Art + recycled cups + community contribution = very colorful, very interesting art exhibit that took place this past winter in New York City.
Photo ©David W. Dunlap/The New York Times
I first heard about Gweneth Leech's paper cup exhibition through one of the blogs that I read regularly and was blown away by the beauty and uniqueness of her art.
The article by New York Times writer David Dunlap entitled An Art Exhibit That's Good To The Last Drop introduces the exhibition this way:
For almost five months, one of the busiest intersections in New York City has been transformed — by the unlikely medium of 800 used paper coffee cups hung from fishing line — into an enchanted cleft in the canyons, a place of visual delight and surprising tranquillity.
Gweneth didn't drink all 800 cups of coffee herself; the community contributed to her supply and were invited to drop in and draw along with her during the exhibit.
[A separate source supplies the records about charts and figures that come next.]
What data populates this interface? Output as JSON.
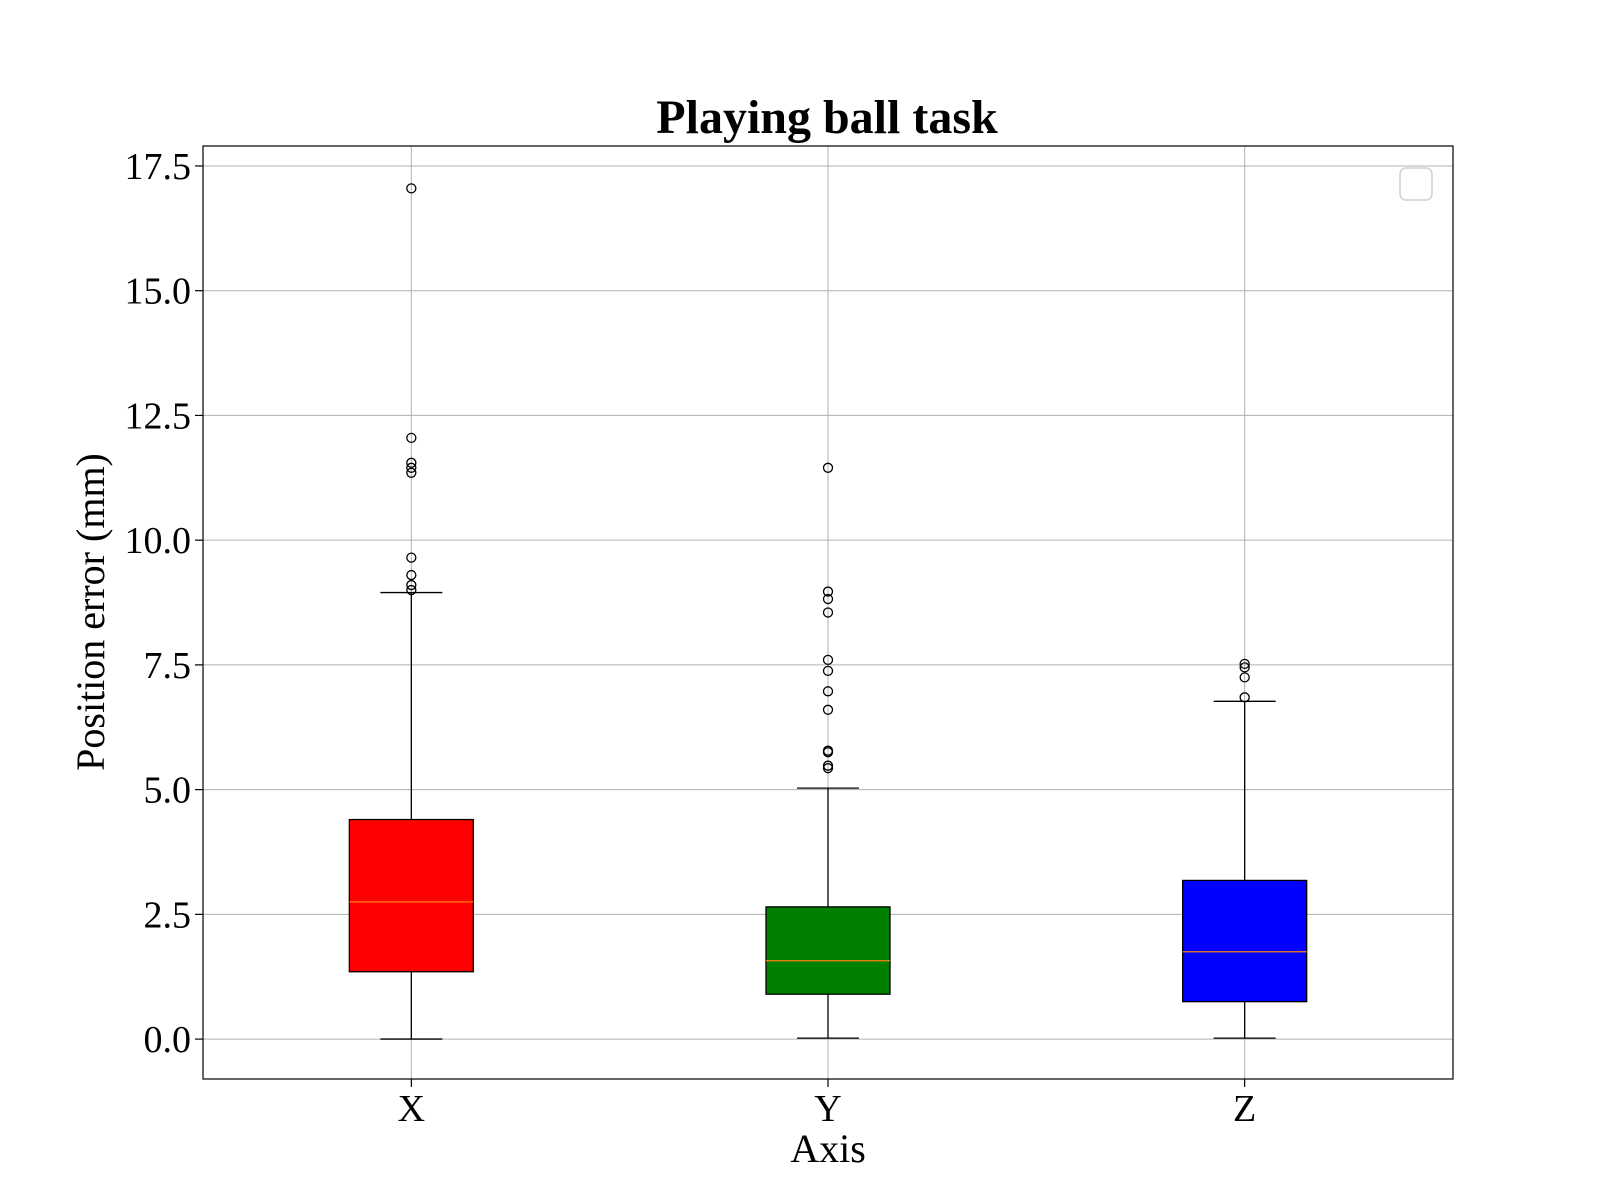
{
  "chart_data": {
    "type": "box",
    "title": "Playing ball task",
    "xlabel": "Axis",
    "ylabel": "Position error (mm)",
    "categories": [
      "X",
      "Y",
      "Z"
    ],
    "ylim": [
      -0.8,
      17.9
    ],
    "yticks": [
      0.0,
      2.5,
      5.0,
      7.5,
      10.0,
      12.5,
      15.0,
      17.5
    ],
    "ytick_labels": [
      "0.0",
      "2.5",
      "5.0",
      "7.5",
      "10.0",
      "12.5",
      "15.0",
      "17.5"
    ],
    "grid": true,
    "legend": {
      "position": "top-right",
      "entries": []
    },
    "boxes": [
      {
        "category": "X",
        "color": "#ff0000",
        "whisker_low": 0.0,
        "q1": 1.35,
        "median": 2.75,
        "q3": 4.4,
        "whisker_high": 8.95,
        "outliers": [
          9.0,
          9.1,
          9.3,
          9.65,
          11.35,
          11.45,
          11.55,
          12.05,
          17.05
        ]
      },
      {
        "category": "Y",
        "color": "#008000",
        "whisker_low": 0.02,
        "q1": 0.9,
        "median": 1.57,
        "q3": 2.65,
        "whisker_high": 5.03,
        "outliers": [
          5.43,
          5.48,
          5.75,
          5.78,
          6.6,
          6.97,
          7.38,
          7.6,
          8.55,
          8.82,
          8.97,
          11.45
        ]
      },
      {
        "category": "Z",
        "color": "#0000ff",
        "whisker_low": 0.02,
        "q1": 0.75,
        "median": 1.75,
        "q3": 3.18,
        "whisker_high": 6.77,
        "outliers": [
          6.85,
          7.25,
          7.45,
          7.52
        ]
      }
    ],
    "median_color": "#ff7f0e"
  }
}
Oh, did I forget to mention that part? Gweneth sat in the display window, five days a week, for the entire five months of the exhibit, drawing and painting these little works of art.
The exhibit is over now, but you can see Gweneth's creations on her regularly-updated blog called Gweneth's Full Brew. There, you can read the story of how it all began, when Gweneth was called for jury duty and the only surface available for doodling was the paper cups her coffee was served in.
As Gweneth said in David Dunlap's article:
“Bach had fugues, Shakespeare had sonnets. I have used coffee cups.”